A who’s who of ‘80s and ‘90s Canadian talent, “The Raccoons” included the contributions of The National Arts Centre Orchestra (“a.k.a. The National Raccoon Orchestra,” Gillis says) musicians Moe Koffman, Bob Mann, Will Lee, Guido Basso and Rob McConnell, and performers Rita Coolidge, Lisa Lougheed, Rich Little, Leo Sayer, Rupert Holmes, Barbara Frum and Ottawa narrator, Geoff Winter. In addition, many of the show’s animation artists are now key players worldwide in the industry, Tripp says.

After Bell Media’s CRAVE expressed interest in acquiring the newly restored and remastered episodes, Gillis’s team sourced original film elements and audio tapes from labs in Canada—including some in deep freeze at the Cinémathèque Québécoise in Montreal—the U.S., and the U.K., They created new closed captioning files and led by Prime Focus’s Anthony Matt, one of the industry’s leading film restoration and remastering experts, began the 18-month process. “It was a technically and culturally satisfying journey,” says Gillis, to bring this series and the specials back to life.”

Kevin Gillis fine tunes the audio in the restoration and remastering of ‘The Raccoons on Ice.’ Photo Courtesy Run With Us Productions

Gillis continues to be amazed at the show’s impact on fans.

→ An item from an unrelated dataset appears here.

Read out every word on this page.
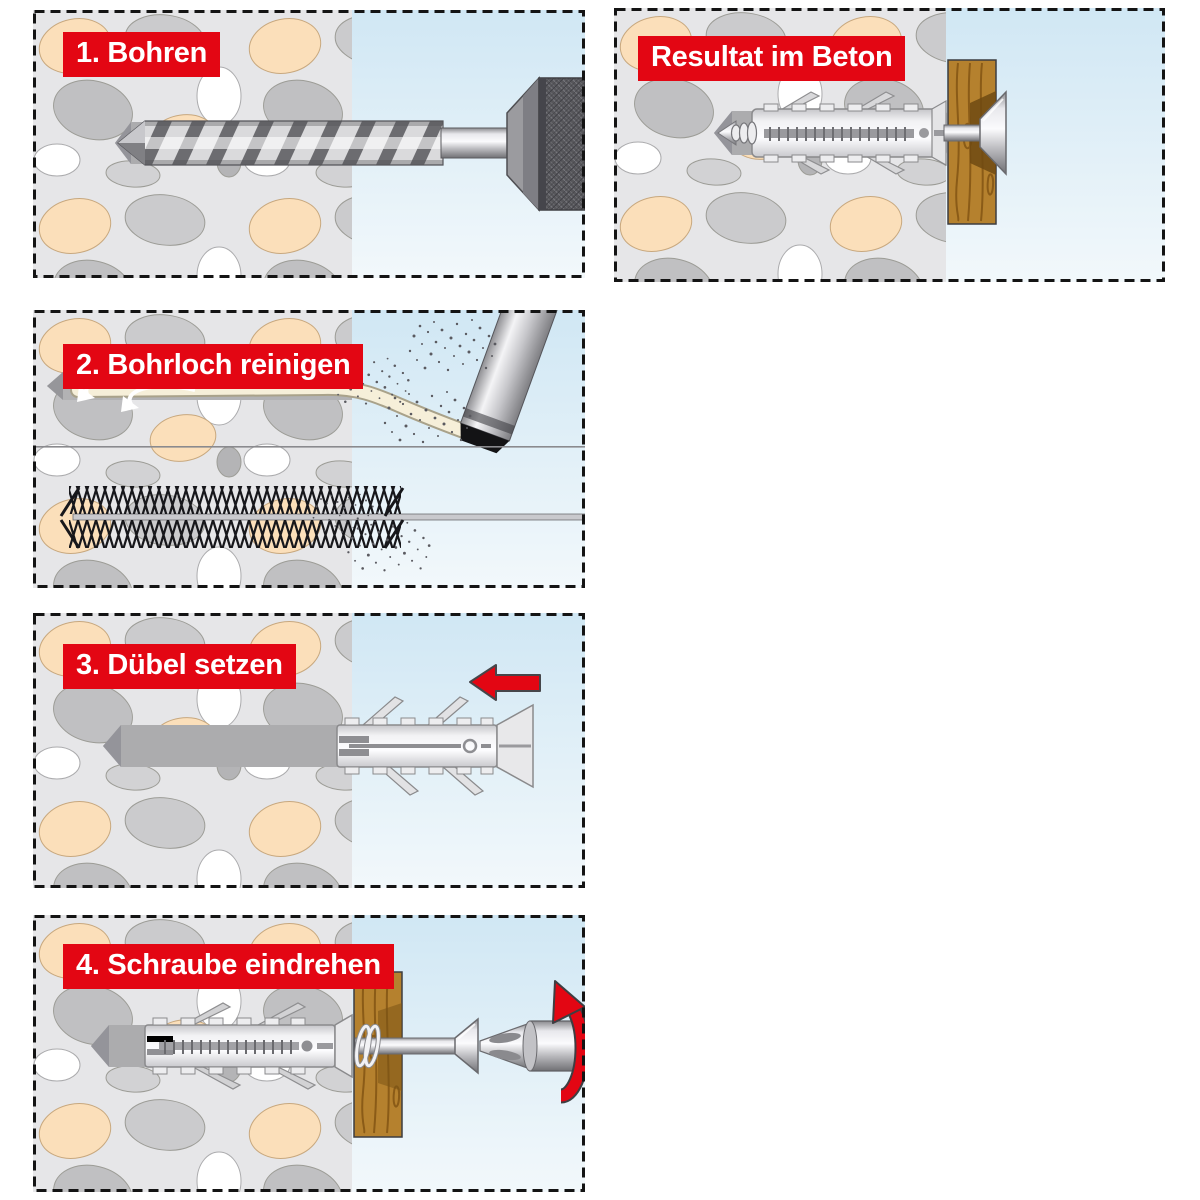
1. Bohren	Resultat im Beton
2. Bohrloch reinigen
3. Dübel setzen
4. Schraube eindrehen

For many, “’The Raccoons’ was their earliest introduction to the importance of the environment and climate change,” he says.


Where to watch ‘The Raccoons’

Bell Media’s CRAVE

Cartoon Network Canada ‘Boomerang’ Channel

Run With Us YouTube channel

ITVX and BritBox in the UK and Ireland


Did you know?

In the last season of “The Raccoons,” the episode titled “The One That Got Away” has Bert Raccoon and Cedric Sneer on an annual fishing expedition. The story holds special significance for Gillis, as it was inspired by childhood at a lake in the Upper Ottawa Valley where his parents first met.